С тех пор как она покинула свой деревенский дом и перебралась жить и работать в Кингстон, мисс Винбраш никогда не удавалось привлечь внимание кого-либо из молодых людей. А они часто бывали в пансионе, где она жила. Зато другие девушки без конца хвастались и перебирали имена своих поклонников. «Джейн Винбраш — прекрасная девушка, — услышала она однажды, — но, боже мой, какое лицо!»
Поначалу мисс Винбраш было больно слышать подобные отзывы о своей внешности. Но со временем она к этому привыкла. Когда же ее младшие братья и сестры тоже приехали в Кингстон, она настолько погрузилась в заботы и уход за ними, что больше не успевала размышлять о своем уродстве или печалиться о том, что за ней никто не ухаживает.
Так пролетели годы. Один за другим ее младшие братья и сестры женились или выходили замуж и покидали дом. Друзья стали надоедать ей: «Подумай о себе! Если ты сама о себе не позаботишься, все они разлетятся и ты останешься одинокой старой девой!» На это она неизменно отвечала: «Если уж так суждено, что я могу поделать?» И хотя при этом на губах ее появлялась улыбка, ей было совсем не весело. Вновь и вновь одолевал ее страх, что она в конце концов останется одна, старая и никому не нужная. Это приводило ее в ужас. Не раз, замечая как уходит молодость, она была близка к какому-нибудь отчаянному поступку — еще не поздно! Она не знала точно, что именно она должна сделать. Но в глубине души сознавала, что это связано со страстным желанием бежать — бежать от тщеты жизни, от ее бесцельности, от ужасного одиночества.

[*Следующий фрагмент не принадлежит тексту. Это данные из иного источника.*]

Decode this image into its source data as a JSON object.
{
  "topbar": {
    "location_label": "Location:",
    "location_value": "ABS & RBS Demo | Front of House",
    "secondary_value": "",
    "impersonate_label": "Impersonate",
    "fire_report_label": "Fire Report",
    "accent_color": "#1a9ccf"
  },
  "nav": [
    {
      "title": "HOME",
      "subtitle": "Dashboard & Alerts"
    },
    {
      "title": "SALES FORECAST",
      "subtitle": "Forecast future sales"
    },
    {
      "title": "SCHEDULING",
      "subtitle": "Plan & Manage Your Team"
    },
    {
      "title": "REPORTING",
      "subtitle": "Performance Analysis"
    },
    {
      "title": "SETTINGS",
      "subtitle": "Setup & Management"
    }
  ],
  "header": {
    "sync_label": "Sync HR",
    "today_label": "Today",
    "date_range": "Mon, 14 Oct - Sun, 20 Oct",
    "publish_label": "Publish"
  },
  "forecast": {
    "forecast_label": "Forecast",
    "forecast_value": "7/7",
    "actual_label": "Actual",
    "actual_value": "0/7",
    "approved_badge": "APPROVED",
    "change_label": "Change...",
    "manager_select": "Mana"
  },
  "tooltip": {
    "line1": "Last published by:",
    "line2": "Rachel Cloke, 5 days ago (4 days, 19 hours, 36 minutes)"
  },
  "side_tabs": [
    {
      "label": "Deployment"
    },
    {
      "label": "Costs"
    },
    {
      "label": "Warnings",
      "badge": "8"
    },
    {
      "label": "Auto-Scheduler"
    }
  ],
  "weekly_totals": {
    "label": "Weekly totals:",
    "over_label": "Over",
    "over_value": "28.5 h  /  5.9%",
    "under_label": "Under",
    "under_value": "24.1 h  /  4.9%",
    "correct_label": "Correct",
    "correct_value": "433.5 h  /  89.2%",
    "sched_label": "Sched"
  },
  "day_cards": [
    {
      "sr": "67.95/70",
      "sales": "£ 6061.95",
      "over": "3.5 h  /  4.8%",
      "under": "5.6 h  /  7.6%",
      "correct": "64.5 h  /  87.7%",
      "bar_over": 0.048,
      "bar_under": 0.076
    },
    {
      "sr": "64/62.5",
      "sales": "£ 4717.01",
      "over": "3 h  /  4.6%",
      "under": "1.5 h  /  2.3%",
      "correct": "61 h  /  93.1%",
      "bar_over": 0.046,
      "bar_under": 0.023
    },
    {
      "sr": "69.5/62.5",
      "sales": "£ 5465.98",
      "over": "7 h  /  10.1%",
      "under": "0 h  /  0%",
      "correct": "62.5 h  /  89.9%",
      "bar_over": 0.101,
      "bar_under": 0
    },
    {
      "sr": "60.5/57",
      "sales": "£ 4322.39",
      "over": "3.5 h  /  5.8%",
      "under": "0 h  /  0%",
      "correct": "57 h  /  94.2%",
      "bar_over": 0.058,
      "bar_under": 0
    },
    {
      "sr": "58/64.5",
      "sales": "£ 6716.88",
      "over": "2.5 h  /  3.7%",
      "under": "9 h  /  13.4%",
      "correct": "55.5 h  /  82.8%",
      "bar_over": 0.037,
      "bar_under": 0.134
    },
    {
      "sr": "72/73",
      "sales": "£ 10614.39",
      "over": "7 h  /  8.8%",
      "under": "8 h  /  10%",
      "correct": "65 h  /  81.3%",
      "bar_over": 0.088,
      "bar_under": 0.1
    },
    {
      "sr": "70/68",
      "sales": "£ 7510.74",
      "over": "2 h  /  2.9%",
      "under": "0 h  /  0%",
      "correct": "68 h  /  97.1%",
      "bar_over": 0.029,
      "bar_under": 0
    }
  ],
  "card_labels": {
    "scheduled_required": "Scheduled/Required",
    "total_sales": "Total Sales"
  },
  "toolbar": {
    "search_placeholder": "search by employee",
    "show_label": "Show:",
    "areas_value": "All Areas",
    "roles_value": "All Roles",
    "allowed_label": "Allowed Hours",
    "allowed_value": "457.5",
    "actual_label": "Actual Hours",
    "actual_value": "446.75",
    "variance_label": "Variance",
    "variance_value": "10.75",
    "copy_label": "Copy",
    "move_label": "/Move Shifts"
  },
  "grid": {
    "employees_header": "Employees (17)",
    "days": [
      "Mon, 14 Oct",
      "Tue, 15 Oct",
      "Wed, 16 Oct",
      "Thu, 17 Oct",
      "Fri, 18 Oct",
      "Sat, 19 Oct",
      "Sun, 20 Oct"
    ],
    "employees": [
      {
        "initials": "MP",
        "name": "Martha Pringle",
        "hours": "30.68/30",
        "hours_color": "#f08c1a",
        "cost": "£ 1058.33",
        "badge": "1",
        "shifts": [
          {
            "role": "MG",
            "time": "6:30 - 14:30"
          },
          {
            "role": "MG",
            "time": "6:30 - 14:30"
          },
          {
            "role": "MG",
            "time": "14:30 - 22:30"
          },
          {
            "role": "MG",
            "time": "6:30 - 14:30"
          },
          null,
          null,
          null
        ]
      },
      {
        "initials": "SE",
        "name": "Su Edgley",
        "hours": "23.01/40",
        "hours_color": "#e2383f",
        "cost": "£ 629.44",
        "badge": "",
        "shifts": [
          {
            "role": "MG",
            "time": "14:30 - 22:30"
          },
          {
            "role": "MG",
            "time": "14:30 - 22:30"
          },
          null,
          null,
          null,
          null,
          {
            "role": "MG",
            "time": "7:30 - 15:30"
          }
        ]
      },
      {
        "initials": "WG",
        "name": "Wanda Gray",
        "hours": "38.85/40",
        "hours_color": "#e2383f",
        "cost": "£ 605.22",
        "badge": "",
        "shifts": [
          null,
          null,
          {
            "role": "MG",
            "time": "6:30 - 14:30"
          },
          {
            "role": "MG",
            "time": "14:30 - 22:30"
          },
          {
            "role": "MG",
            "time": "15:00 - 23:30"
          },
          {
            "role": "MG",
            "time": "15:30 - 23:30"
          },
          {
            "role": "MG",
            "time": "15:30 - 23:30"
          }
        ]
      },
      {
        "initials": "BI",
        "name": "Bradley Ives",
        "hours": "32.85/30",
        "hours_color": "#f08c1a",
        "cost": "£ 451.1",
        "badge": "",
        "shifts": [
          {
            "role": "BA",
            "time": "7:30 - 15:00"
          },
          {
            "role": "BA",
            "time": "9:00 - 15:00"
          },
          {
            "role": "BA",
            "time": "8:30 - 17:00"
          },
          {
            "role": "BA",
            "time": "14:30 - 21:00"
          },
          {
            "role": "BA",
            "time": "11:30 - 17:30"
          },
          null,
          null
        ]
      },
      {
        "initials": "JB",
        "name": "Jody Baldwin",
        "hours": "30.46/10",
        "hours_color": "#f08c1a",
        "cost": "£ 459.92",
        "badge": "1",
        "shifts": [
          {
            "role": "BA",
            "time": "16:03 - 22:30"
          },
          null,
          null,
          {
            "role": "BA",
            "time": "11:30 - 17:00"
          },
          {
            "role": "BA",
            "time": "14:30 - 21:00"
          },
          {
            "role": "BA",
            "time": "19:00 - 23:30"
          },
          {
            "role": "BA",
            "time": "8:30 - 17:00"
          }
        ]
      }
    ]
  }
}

И тут в ее жизнь вошел Чарльз Грэйвсли с его доброжелательной улыбкой и мягким юмором. Он был вдовцом, и у него было больное сердце. Но несмотря ни на что, он был жизнерадостен и элегантен. Мистер Грэйвсли увлекался садоводством. Он выращивал розы. На тихой окраине у него был участок с восхитительным садом. Там он неторопливо трудился каждый вечер. «Прекраснейшее занятие для старика», — говаривал он, весело подмигивая мисс Винбраш.
Однажды утром он поднялся по крутой лестнице в контору, где она работала, чтобы вручить ей розу. «Самая прекрасная из всех роз моего сада», — сказал он. Она бережно сняла целлофан, в который была завернута роза, и поставила цветок в стакан с водой на своем столе.
— Какая очаровательная! — сказала мисс Винбраш, слегка прикоснувшись пальцами к лепесткам и вдыхая их тонкий аромат.
— Она подобна вам, — просто ответил Чарльз Грэйвсли, и его откровенность, удивившая и смутившая мисс Винбраш, доставила ей невыразимую радость. Как только он ушел, девушки сразу же обступили ее.